German airport traffic up 7.3% in May; Memmingen and Weeze lead the way; new government tax not welcomed

Ralf Schmid

Ralf Schmid (left) the managing director of Memmingen/Allgäu airport near Munich which saw a 24% surge in May. estimates that the proposed new German tax on departing passengers will be about €11, severely curtailing this otherwise encouraging economic activity. The negative economic impact will also fall to companies like Jürgen Kamps’ (right) CONTRAC which has supplied a lot of buses to Memmingen since it opened three years ago. (Memmingen’s third birthday is shared by, an event celebrated here by its publisher, Paul Hogan, centre.)

Despite the disruption caused by the Icelandic ash cloud in April, Germany’s major airports have registered a small growth (plus 0.4%) in total passenger traffic in the first five months of 2010. Year-on-year traffic has been growing since last November with the obvious exception of this April. In March, passenger numbers were up 9.1% and in May the figure was 7.3%.

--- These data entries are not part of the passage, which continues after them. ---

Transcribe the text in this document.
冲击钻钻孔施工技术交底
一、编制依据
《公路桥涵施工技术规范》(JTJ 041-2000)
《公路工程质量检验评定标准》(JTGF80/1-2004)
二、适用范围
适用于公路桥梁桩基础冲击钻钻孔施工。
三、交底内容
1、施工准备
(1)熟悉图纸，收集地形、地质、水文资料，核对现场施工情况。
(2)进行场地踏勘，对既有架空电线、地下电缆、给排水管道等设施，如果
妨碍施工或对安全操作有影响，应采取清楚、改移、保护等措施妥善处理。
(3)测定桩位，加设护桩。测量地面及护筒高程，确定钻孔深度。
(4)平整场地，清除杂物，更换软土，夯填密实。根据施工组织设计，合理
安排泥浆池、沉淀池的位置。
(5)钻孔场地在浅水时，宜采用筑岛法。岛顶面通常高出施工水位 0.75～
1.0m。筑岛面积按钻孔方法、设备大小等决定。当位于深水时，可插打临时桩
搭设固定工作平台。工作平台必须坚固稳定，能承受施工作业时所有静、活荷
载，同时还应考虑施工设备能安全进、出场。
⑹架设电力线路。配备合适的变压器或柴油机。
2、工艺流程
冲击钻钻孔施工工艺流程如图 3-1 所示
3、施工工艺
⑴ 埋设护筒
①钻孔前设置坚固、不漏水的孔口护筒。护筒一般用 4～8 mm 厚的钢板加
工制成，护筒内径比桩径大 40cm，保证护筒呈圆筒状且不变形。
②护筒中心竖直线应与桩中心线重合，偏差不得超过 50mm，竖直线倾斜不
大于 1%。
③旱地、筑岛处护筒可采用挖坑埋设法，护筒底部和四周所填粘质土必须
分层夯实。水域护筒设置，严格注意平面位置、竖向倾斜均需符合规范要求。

Top 10 German airport traffic 2008-10 Change in monthly passengers versus previous year

Source: ADV

Among the top 10 airports, Berlin Schönefeld reported the best performance with demand up 6.7% in the January to May period, followed by Düsseldorf (+3.4%) and Hamburg (+2.4%). Hannover’s figures should soon reflect the impact of the new Germanwings base which opened at the end of April. Despite this, Hannover’s traffic was up only 3.8% in May, well below the national average.

Among smaller German airports Weeze (near Düsseldorf) has reported year-to-date growth of 19.9% thanks to Ryanair’s on-going network expansion there while in May its passenger numbers were up 32.5%. Memmingen airport near Munich is also seeing rapid passenger growth and reported a 24% surge in passenger numbers in May.

New tax to help or hinder the German economy?

In early June, the German government announced plans to introduce a new tax on all departing passengers from German airports with the aim of generating around one billion Euros per annum to help plug the country’s deficit. Given that Germany’s airports handled around 180 million passengers last year, that would indicate an average tax of around 11 Euros per departing passenger (assuming that 50% of German airport passengers are departing). Needless to say, low-cost carriers have already registered their outrage at such a decision, while even IATA members have complained loudly. In a statement made on 8 June, IATA’s Director General Giovanni Bisignani said: “Even as a cash-grab, the proposed tax makes no sense. The Dutch government tried to raise 300 million Euros with a similar tax. It cost the Dutch economy 1.2 billion Euros in lost business. It also failed as an environmental measure, sending travelers across the border to start their journey from more tax-sensible regimes. The Dutch had the good sense to repeal their tax. Why repeat past mistakes?” Because the industry has not invested enough in communicating this message effectively?